## Tutorial to use OT for evaluating spatiotemporal predictions

In [None]:
import numpy as np
import matplotlib.pyplot as plt
from scipy.spatial.distance import cdist
from geot.partialot import PartialOT, partial_ot_fixed_locations, partial_ot_unpaired
from geot.plotting import plot_cost_matrix, plot_predictions_and_ground_truth, plot_unpaired_transport_matrix

### Sample data

Let's create some synthetic observations and predictions. We sample the predictions as normally distributed around the true observations.

In [None]:
NUM_LOCS = 100

In [None]:
# sample x and y coordinates for NUM_LOCS locations
locations = np.random.rand(NUM_LOCS, 2)
# sample observations at these locations
observations = np.random.normal(size=NUM_LOCS, loc=10, scale=3)
# sample predictions -> add noise to observations
predictions = np.random.normal(size=NUM_LOCS, loc=observations, scale=3)
print("Sampled data", locations.shape, observations.shape, predictions.shape)

In [None]:
plot_predictions_and_ground_truth(locations, predictions, observations)

### Set cost matrix

To compute the spatial prediction error, we first require a cost matrix. As a simple example, we compute the Euclidean distances between locations.

In [None]:
# compute pairwise costs
cost_matrix = cdist(locations, locations)
print("C is a 2D matrix of shape", cost_matrix.shape)

# plot matrix
plot_cost_matrix(cost_matrix)

**Note**: The cost matrix does not have to be set to Euclidean distances; it can be really anything - monetary costs, travel times, map-matched distances, etc. Simply replace `cdist` by your function to compute the pairwise distances between locations in another manner

### Compute PartialOT error

We initialize a PartialOT framework. One parameter we need to set is how much to penalize the overall difference between observations and predictions, i.e. between sum(observations) and sum(predictions). Here, we set it to zero since we are only interested in the spatial errors (the transport costs to align predictions and ground truth)

In [None]:
ot_computer = PartialOT(cost_matrix, penalty_waste=0)

In [None]:
ot_error = ot_computer(predictions, observations)
print("The OT error is", ot_error.item())

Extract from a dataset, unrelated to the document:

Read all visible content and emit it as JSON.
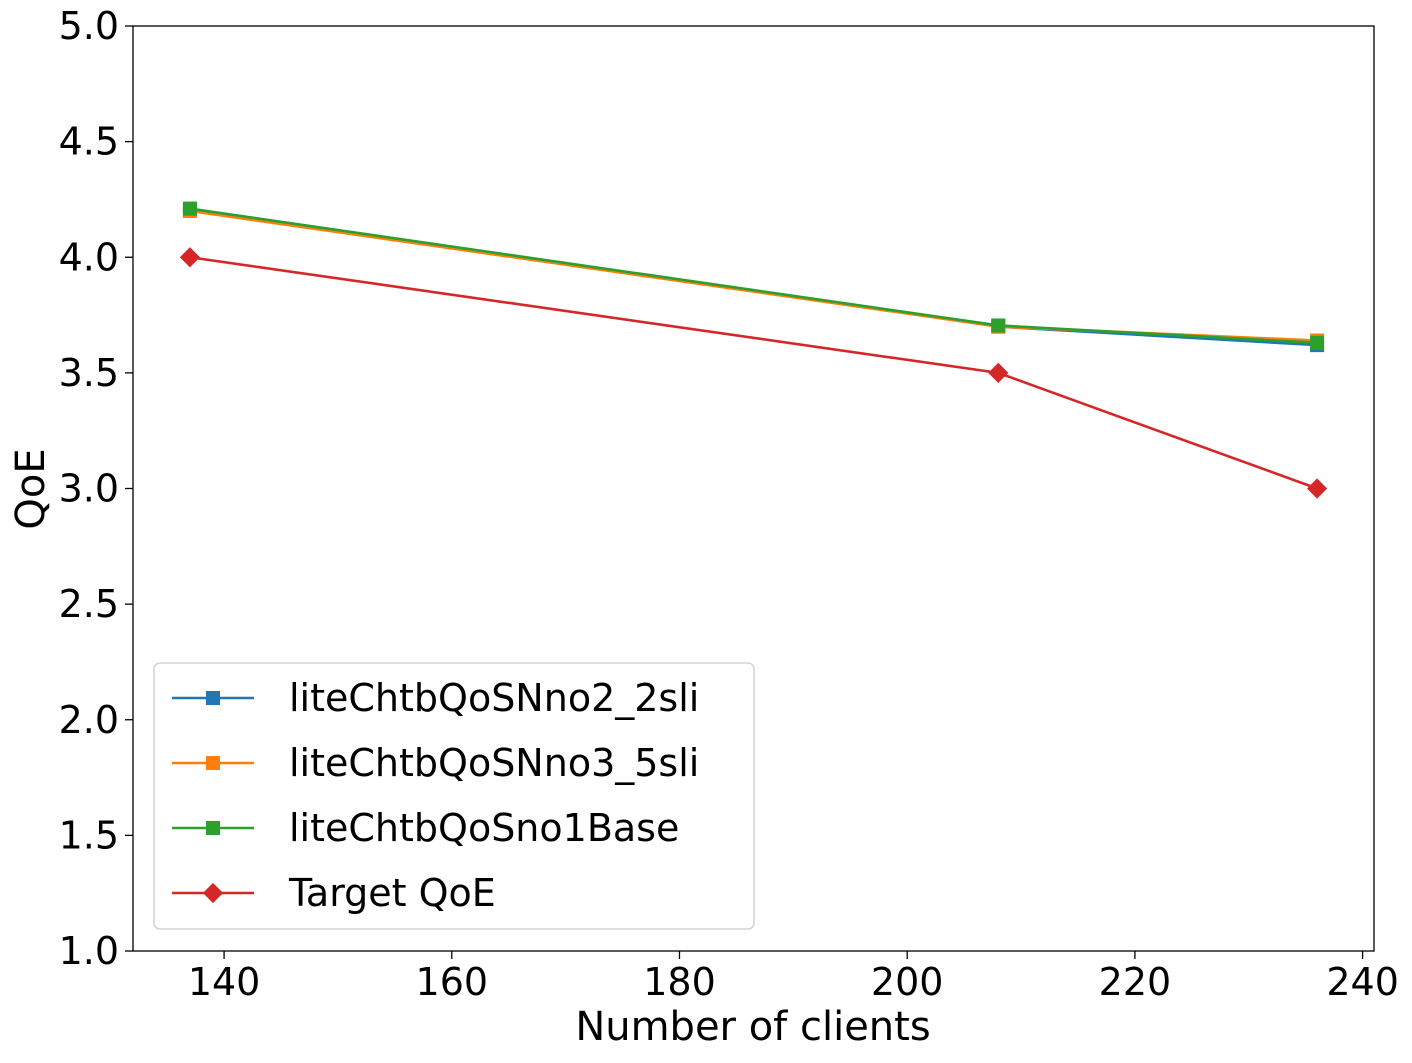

If you only compute it once, there is also a function available that does everything at ones:

In [None]:
partial_ot_fixed_locations(cost_matrix, predictions, observations, penalty_waste=0)

### OT for unpaired data

So far, we have assumed a use case with *paired* data, i.e., the locations are fixed and there is always one observation and one prediction per location. However, some use cases in GeoAI require to predict the location itself, e.g. where some event occurs. For instance, imagine that someone aims to predict in which streets of a city a crime will occur within the next months. In that case, there is a set of locations where crimes were predicted to occur, and a set of locations where they actually occured, and these sets are unpaired. 

In [None]:
predicted_locations = np.random.rand(50, 2)
true_locations = np.random.rand(40, 2)

plot_unpaired_transport_matrix(
    predicted_locations, true_locations, np.zeros((50, 40))
)

The function `partial_ot_unpaired` allows to compute the OT transport plan and cost for these predictions:

In [None]:
ot_error = partial_ot_unpaired(
    predicted_locations, true_locations, cost_matrix=None, import_location=np.array([0, 0]), import_cost_phi=0, return_matrix=False
)
print("OT error for predictions", ot_error)

Again, we can plot the OT matrix which indicates between which locations mass has to be transported:

In [None]:
# Execute function again, this time with return_matrix=True
transport_matrix = partial_ot_unpaired(
    predicted_locations, true_locations, cost_matrix=None, import_location=np.array([0, 0]), import_cost_phi=0, return_matrix=True
)

In [None]:
# Plot the transport matrix
plot_unpaired_transport_matrix(
    predicted_locations, true_locations, transport_matrix
)